Der Fall Helene Mayer liegt aber differenzierter. Die „blonde Hee“, die bis 1933 die Titelseiten der Illustrierten zierte, war 1932 als Austauschstudentin nach den Olympischen Spielen von Los Angeles in Kalifornien geblieben. Nach der „Machtübernahme“ in Deutschland verlängerte sie ihren Aufenthalt in den USA, besaß aber noch einen deutschen Paß. Nachdem sie 1928 und 1932 bereits als deutsche Staatsangehörige bei der Olympiade angetreten war, hätte sie auch als Amerikanerin 1936 in Berlin nicht starten dürfen. Da ihre Mutter, ihre Brüder und Freunde noch in Deutschland waren, kehrte sie so oft wie möglich in ihre Heimat zurück und wollte gern hier wieder leben, wenn man ihr ein erträgliches Dasein erlauben würde.
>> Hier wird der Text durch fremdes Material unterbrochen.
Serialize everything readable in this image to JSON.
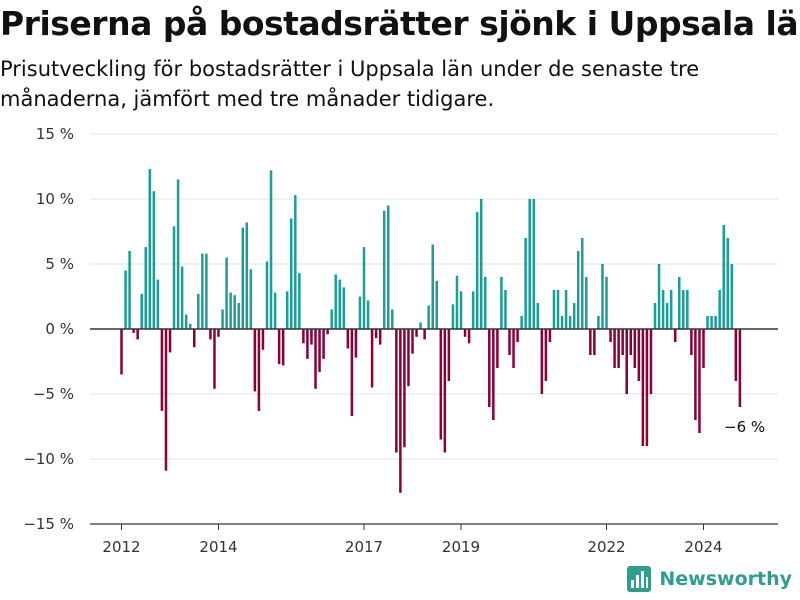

Als Helene Mayer 1936 die Silbermedaille gewann, wurde ihr von Hitler beim Empfang der deutschen Olympiamannschaft in der alten Reichskanzlei ein Blumenstrauß mit einem persönlichen Glückwunschschreiben überreicht. Helene Mayer glaubte, daß sie nun das wenig geliebte Amerika verlassen und in Deutschland bleiben könne. Freunde von ihr zweifelten. 1937 gewann die große Fechterin, nach der im olympischen Gelände in München eine Ringstraße benannt ist, dann in Paris die Weltmeisterschaft vor der ungarischen Olympiasiegerin Elk-Schachner. Als sie in Frankfurt am Hauptbahnhof ankam, fragte sie: „Was schreibt die deutsche Presse?“ „Die deutsche Presse schreibt kein Wort“, war die Antwort eines Freundes. „Dann muß ich doch in Amerika bleiben.“ Nach dem Kriege kam Helene Mayer nach Deutschland zurück, heiratete einen bekannten Architekten, starb aber schon 1953, 42jährig, an einem Karzinom. Ein Leben voller Triumph und Tragik.

Sechsmal, von 1940 bis 1948, wurde Helene Mayer amerikanische Meisterin im Florettfechten. Sie hätte gar zu gern an den Olympischen Spielen 1948 in London teilgenommen, was aber unmöglich war, da sie ja die Nationalität gewechselt hatte.

Der Fall Bergmann ist anders gelagert. Die Hochspringerin war Jüdin. An einigen Ausscheidungsspringen hatte sie 1936 mit wechselndem Erfolg teilnehmen dürfen. Aber bei der entscheidenden deutschen Meisterschaft im Stadion des Sportclubs Charlottenburg (SCC) durfte sie nicht antreten. „Reichssportführer“ von Tschammer und Osten schrieb ihr einen Brief, daß sie leider wegen ihrer ungleichmäßigen Leistungen nicht an den Endausscheidungen berücksichtigt werden könne. Aber da sie nur so knapp gescheitert sei, schicke er ihr einen „Olympiapaß“ zum freien Eintritt für alle Olympiaveranstaltungen. Gretel Bergmann besaß nun den Mut und schickte den Olympiapaß zurück. Sie emigrierte später nach England. Kein Zweifel, daß sie unbedingt zur deutschen Meisterschaft hätte zugelassen werden müssen. Nun spricht dieses Vorgehen scheinbar für die These Krügers, daß in diesen beiden Fällen nach den Nürnberger Gesetzen verfahren wurde und das IOC ohne Widerstand zugestimmt hätte.